Вздохнув, Жевинь снова взял сигару и рассеянно уставился на нее.
— Не знаю, как и признаться в том, что у меня на уме. В одном я уверен: Мадлен очень изменилась. Я тебе больше скажу… Иной раз мне приходит в голову, что женщина, которая живет со мной… вовсе не Мадлен!
Флавьер поднялся и заставил себя рассмеяться:
— Ну ты и скажешь! Кто же это, по-твоему? Полина Лажерлак? Не сходи с ума, Поль, дружище… Что ты будешь пить? Портвейн, чинзано, «Кап-Корс»?
[1]
— Портвейн…
Флавьер вышел в столовую за подносом и бокалами. Жевинь крикнул ему вслед:
— Я ведь даже не спросил, ты-то сам женат?
— Нет, — донесся до него приглушенный голос Флавьера, — и не имею ни малейшего желания.
— Я слышал, ты ушел из полиции? — не унимался Жевинь.
Последовало короткое молчание.
— Тебе помочь?
Оторвавшись от кресла, Жевинь подошел к открытой двери. Флавьер откупоривал бутылку. Жевинь привалился плечом к косяку.
— А у тебя тут славно. Извини, дружище, что морочу тебе голову своими историями… Чертовски приятно было тебя повидать. Надо бы сначала позвонить, но, понимаешь, я так закрутился…
Флавьер выпрямился, спокойно вытащил пробку. Неловкий момент миновал.
— Ты что-то говорил о кораблестроении? — напомнил он, разливая вино.
— Да. Мы делаем корпуса для катеров. Очень крупный заказ… Похоже, в министерстве боятся попасть в переделку.

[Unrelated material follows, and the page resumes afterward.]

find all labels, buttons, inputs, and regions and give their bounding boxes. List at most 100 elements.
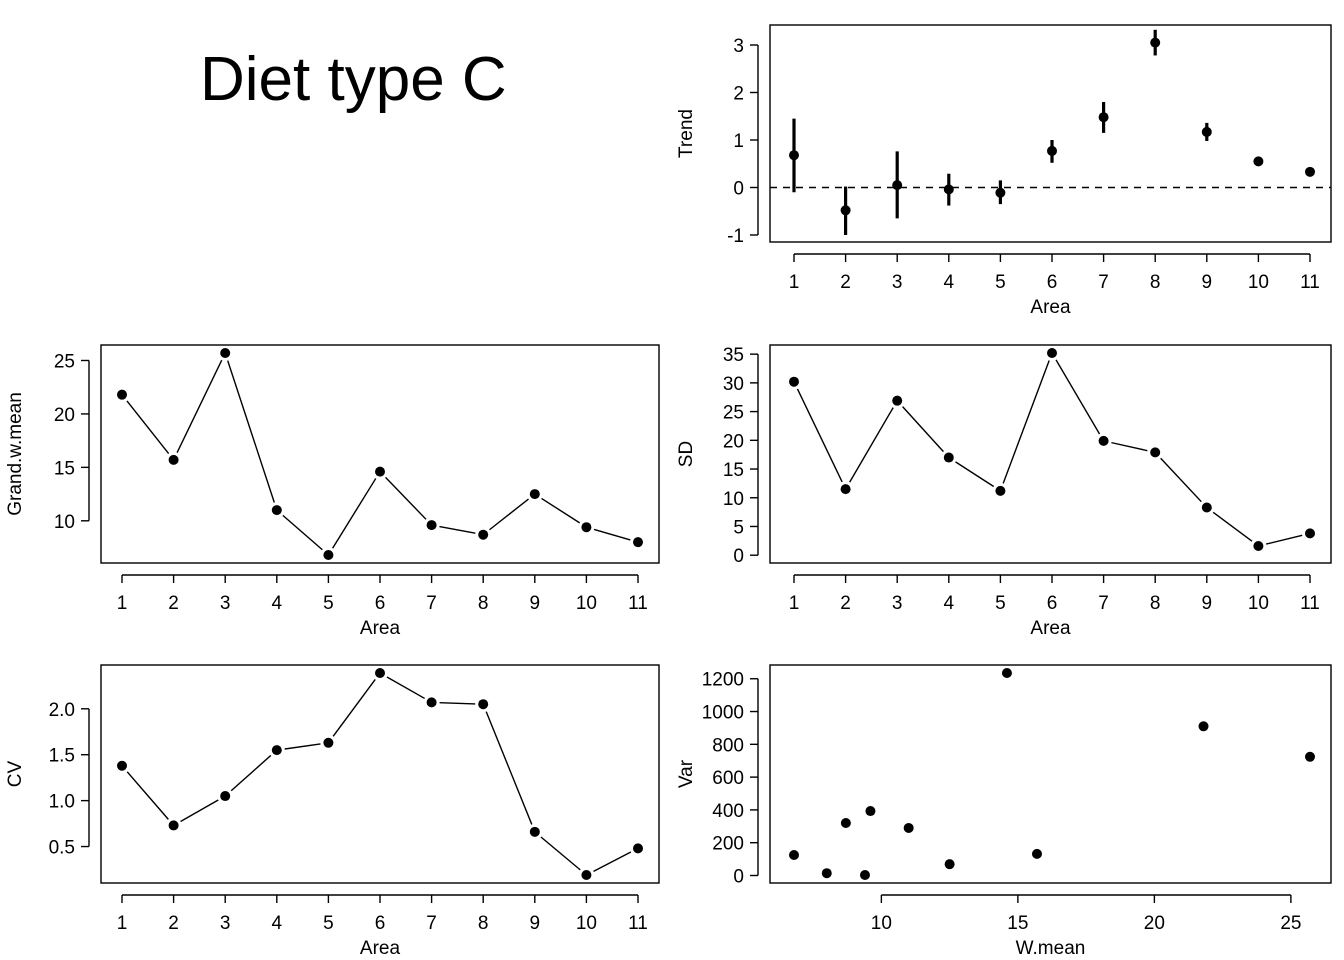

— Еще бы! Со «странной войной» пора уже кончать. Ведь скоро май… Твое здоровье, Поль.
— Твое, Роже.
Они выпили, глядя друг другу в глаза. Стоя, Жевинь выглядел приземистым и коренастым. На фоне окна четко вырисовывалась его голова римлянина с мясистыми ушами и благородным лбом. А ведь Жевинь звезд с неба не хватает. Просто в нем есть какая-то капля провансальской крови: ей-то он и обязан своим обманчивым профилем римского проконсула. После войны он будет миллионером… Флавьер устыдился своих мыслей. Ведь и для его дел выгодно, что другие сейчас воюют. Пусть даже он признан негодным к военной службе, что это меняет? Он поставил бокал на поднос.